I dream of an overwhelming victory by the democratic forces of the Azerbaijani people headed by the Popular Front of Azerbaijan in the elections.

Our tree of freedom will not bloom soon, and we need to water it with reason and not with a pool of blood.

Leyla Yunus’ essay was so powerful, clear-sighted and morally cogent that it persuaded hundreds of young Azerbaijanis to support the country’s Social Democratic Party, which became the most progressive and democratic part of the opposition.

Leyla Yunus subsequently briefly served in the Popular Front government of 1992-3, where she was a moderating influence. In 1993 former Soviet leader Heidar Aliev returned to power as president of independent Azerbaijan. In 1996 she founded the Institute of Peace and Democracy. The list of issues they worked on was dizzying: rule of law, defence of those arrested, national minorities, land-mines. Later they founded Azerbaijan’s first women’s crisis center. In the meantime Arif Yunus was Azerbaijan’s foremost expert on a host of issues, including the plight of refugees and the rise of political Islam.

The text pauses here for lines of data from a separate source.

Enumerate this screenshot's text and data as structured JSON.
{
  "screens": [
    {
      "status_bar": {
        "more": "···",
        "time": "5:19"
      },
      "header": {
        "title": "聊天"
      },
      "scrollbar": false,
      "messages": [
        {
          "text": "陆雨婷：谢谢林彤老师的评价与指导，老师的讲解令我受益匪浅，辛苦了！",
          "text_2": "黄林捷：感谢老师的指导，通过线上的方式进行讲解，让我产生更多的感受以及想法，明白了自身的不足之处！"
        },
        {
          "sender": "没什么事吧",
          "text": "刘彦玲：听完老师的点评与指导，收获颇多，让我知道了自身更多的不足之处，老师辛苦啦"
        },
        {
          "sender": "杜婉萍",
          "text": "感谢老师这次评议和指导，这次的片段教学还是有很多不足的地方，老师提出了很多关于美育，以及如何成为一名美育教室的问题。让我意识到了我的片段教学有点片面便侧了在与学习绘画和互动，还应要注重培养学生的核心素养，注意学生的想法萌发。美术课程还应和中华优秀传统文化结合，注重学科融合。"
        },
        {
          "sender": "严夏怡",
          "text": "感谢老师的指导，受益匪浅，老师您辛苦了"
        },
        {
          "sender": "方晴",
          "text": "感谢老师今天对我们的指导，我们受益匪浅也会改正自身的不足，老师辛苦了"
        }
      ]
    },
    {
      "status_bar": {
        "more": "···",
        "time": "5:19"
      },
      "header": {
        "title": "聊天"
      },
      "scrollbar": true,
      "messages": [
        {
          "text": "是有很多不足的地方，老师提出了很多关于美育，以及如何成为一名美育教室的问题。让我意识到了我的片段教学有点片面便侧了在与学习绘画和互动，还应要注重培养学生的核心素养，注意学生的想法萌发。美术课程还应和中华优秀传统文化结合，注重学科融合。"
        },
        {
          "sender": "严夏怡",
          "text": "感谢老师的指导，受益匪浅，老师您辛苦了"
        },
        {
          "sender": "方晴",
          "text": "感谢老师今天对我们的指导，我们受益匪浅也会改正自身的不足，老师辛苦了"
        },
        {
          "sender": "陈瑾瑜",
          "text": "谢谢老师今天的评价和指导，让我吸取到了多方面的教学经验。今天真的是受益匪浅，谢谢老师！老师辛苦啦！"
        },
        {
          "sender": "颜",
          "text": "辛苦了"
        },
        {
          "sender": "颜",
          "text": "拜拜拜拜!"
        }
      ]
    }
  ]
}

In recent years, under the presidency of Heidar Aliev’s son Ilham, Leyla and her colleagues were increasingly targeted by the authorities. They were called strident, aggressive and difficult. And they were.

In the past year, the situation in Azerbaijan has deteriorated rapidly. The old nomenklatura mindset is back in full force. The list of political prisoners Leyla Yunus compiled—now including her and Arif—has 98 names on it. Most of them are secular pro-Western activists. In April, Leyla and Arif Yunus were detained at the airport as they were about to board an international flight. They were hit with all sorts of ludicrous charges, most notably–and with the scariest echo of Soviet times– espionage on behalf of the enemy, the Armenians.

In prison, Leyla Yunus, who has diabetes and other health problems, has been subjected to verbal and physical abuse. Arif Yunus, who has a heart condition, has been kept in complete isolation in the cells of the national security committee, the heir to the KGB.

For her commitment to European values and human rights, Leyla Yunus was nominated for the 2014 Sakharov Prize in the European Parliament. Her condition and her heroism were recognized by four heirs of Sakharov: three dissidents who had worked with Sakharov, Sergei Kovalyov, Lyudmila Alexeeva and Svetlana Gannushkina and by Oleg Orlov, the head of Memorial.

In the same week, the Russian Ministry of Justice applied to have Memorial–Russia’s strongest human-rights organization and the winner of the 2009 Sakharov Prize–shut down.

In 1989 and 1990, these people had a vision, even as they recognized with the same clarity all the dangers that lay ahead, the narrow path that needed to be trod between different forces, if the former Soviet republics were to achieve European-style democracy.

Now, unfortunately, 25 years later, in both Russia and Azerbaijan some of the worst fears are coming to pass. That increases our responsibility to support people like Leyla Yunus and Memorial, as they are punished for having that vision.

*Thomas de Waal is author of “Black Garden, Armenia and Azerbaijan Through Peace and War” and “The Caucasus: An Introduction.” He is a Senior Associate at the Carnegie Endowment for International Peace in Washington DC.